SUSAN PHILLIPS, BYLINE: It's lunch hour in downtown Philadelphia, and dozens of EPA workers are filing into a union hall.
UNIDENTIFIED WOMAN: You know who your rep is? MacArthur.
UNIDENTIFIED MAN: MacArthur.
UNIDENTIFIED WOMAN: Got you.
PHILLIPS: Organizer Phil Glover addresses the group from the front of the room. He's come up from the D.C. office of the American Federation of Government Employees.
PHIL GLOVER: If you're in an area that has a Republican congressman, you have got to go meet with that Republican Congressman and explain what you do.
PHILLIPS: Marie Owens Powell works as an EPA enforcement officer making sure underground storage tanks don't leak petroleum. She's also a local union leader.
MARIE OWENS POWELL: The mood in the office is fear, dread. At least twice a week I have people coming to the union office in tears.
PHILLIPS: A low point for Owens Powell came when President Trump chose EPA headquarters in Washington, D.C., to announce rollbacks on air pollution protections and climate action, something these employees have worked on for years.

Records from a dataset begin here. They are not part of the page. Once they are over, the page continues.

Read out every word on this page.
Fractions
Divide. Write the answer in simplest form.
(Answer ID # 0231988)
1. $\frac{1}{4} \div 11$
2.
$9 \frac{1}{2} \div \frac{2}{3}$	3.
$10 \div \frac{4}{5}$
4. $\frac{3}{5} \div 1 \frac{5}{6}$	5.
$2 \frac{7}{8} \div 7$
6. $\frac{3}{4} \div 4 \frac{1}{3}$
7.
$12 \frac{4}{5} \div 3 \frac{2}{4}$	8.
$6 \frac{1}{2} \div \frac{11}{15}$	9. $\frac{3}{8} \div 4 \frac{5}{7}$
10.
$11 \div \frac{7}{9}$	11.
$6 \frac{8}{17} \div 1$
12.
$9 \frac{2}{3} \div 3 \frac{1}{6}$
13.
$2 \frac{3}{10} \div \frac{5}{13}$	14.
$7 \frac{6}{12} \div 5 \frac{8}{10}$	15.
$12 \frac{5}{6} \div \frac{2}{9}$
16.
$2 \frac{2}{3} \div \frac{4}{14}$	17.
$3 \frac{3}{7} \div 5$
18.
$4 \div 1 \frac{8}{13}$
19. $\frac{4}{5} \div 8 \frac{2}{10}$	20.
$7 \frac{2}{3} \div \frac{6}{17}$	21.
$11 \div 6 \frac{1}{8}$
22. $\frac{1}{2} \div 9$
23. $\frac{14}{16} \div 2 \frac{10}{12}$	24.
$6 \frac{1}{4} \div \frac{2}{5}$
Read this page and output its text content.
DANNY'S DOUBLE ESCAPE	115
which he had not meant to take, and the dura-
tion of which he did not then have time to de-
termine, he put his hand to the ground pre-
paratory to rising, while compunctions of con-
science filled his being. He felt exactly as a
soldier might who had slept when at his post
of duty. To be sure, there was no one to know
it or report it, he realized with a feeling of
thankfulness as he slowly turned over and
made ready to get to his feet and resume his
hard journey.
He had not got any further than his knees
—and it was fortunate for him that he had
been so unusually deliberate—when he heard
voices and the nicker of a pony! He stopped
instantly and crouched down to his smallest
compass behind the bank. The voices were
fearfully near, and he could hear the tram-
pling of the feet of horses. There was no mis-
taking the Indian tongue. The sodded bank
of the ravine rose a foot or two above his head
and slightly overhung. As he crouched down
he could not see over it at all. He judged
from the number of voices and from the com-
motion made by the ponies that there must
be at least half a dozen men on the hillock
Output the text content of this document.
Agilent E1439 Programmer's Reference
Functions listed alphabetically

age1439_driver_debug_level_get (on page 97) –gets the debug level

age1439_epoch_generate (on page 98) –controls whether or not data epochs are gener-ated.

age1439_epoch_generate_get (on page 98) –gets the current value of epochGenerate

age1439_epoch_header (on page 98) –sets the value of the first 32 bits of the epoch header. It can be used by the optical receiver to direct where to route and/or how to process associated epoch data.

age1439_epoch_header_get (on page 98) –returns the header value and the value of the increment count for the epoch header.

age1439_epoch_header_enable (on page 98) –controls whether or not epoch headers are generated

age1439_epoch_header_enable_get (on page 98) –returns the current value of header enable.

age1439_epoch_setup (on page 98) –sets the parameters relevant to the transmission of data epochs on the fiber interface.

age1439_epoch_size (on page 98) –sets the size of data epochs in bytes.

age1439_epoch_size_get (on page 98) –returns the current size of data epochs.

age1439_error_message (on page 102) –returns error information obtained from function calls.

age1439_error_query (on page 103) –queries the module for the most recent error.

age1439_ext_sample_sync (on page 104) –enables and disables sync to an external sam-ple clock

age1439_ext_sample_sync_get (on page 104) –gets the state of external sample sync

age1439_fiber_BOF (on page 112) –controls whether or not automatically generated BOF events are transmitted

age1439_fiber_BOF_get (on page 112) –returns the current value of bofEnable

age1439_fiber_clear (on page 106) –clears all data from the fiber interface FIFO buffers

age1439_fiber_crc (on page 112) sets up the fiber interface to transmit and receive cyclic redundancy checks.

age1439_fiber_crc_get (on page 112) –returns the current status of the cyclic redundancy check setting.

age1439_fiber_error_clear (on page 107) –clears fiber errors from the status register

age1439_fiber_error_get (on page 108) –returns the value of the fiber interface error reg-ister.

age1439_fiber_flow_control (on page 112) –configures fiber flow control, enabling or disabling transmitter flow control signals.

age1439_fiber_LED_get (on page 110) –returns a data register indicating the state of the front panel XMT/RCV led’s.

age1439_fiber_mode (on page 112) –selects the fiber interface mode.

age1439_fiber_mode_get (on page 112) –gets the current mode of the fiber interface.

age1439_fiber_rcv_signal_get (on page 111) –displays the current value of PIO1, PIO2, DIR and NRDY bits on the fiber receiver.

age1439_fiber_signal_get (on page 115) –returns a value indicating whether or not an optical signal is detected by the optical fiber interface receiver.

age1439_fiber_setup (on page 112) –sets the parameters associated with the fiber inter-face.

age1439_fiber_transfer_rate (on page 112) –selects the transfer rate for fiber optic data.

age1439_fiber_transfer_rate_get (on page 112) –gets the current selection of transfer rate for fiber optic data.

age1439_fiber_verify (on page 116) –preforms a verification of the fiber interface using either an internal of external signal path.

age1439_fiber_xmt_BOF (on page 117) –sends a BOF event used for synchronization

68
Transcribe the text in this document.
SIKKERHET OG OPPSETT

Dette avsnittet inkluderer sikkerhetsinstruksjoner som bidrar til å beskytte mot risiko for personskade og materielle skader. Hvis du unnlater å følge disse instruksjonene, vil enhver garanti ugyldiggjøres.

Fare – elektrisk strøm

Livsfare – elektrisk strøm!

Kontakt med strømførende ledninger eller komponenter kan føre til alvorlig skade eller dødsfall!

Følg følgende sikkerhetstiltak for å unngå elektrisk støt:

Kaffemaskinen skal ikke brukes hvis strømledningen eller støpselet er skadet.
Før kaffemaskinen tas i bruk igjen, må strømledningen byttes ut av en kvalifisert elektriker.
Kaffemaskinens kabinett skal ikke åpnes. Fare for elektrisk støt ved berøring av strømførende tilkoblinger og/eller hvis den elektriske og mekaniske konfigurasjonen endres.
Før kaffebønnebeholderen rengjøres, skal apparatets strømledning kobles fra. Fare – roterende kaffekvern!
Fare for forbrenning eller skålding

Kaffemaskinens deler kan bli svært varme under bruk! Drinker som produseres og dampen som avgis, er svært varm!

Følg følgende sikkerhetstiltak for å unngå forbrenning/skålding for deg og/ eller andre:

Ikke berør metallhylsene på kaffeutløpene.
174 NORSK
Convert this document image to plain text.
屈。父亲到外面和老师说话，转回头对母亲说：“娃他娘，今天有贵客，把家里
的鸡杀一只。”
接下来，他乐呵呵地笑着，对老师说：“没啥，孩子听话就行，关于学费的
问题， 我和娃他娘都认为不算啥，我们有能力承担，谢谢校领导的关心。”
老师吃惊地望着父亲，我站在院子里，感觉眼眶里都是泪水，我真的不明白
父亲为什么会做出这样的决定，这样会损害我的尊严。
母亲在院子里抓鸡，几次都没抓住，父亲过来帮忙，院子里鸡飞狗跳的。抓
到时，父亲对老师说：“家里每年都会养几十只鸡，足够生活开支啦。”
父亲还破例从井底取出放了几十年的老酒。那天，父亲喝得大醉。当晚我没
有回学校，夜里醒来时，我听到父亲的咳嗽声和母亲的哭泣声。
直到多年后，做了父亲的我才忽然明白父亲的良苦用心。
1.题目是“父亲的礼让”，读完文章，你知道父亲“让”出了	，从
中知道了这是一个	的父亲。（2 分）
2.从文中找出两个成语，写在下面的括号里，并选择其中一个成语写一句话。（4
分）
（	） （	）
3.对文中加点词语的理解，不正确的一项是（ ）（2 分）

POWELL: It's not even the fact that the order was signed. It's almost that it was signed in EPA's offices. It's just insult upon insult to the work that we do and to our core mission.
PHILLIPS: EPA Administrator Scott Pruitt has said he will work with the states to promote clean air and clean water, but Jan Nation is worried. She's worked under other Republican administrations who also wanted to cut EPA's budget, but she says this time it's different.
JAN NATION: The president has clearly identified us as a target. He does not believe in climate change. We have Congress that is not really working together on our behalf. The reality is that our environment is in jeopardy.
PHILLIPS: EPA's union hopes employees can persuade, not just their representatives, but also their friends neighbors and family to speak out in defense of the agency's work. They may have some success. A recent poll by Quinnipiac University shows a large majority of U.S. voters oppose cutting EPA's budget. For NPR News, I'm Susan Phillips in Philadelphia.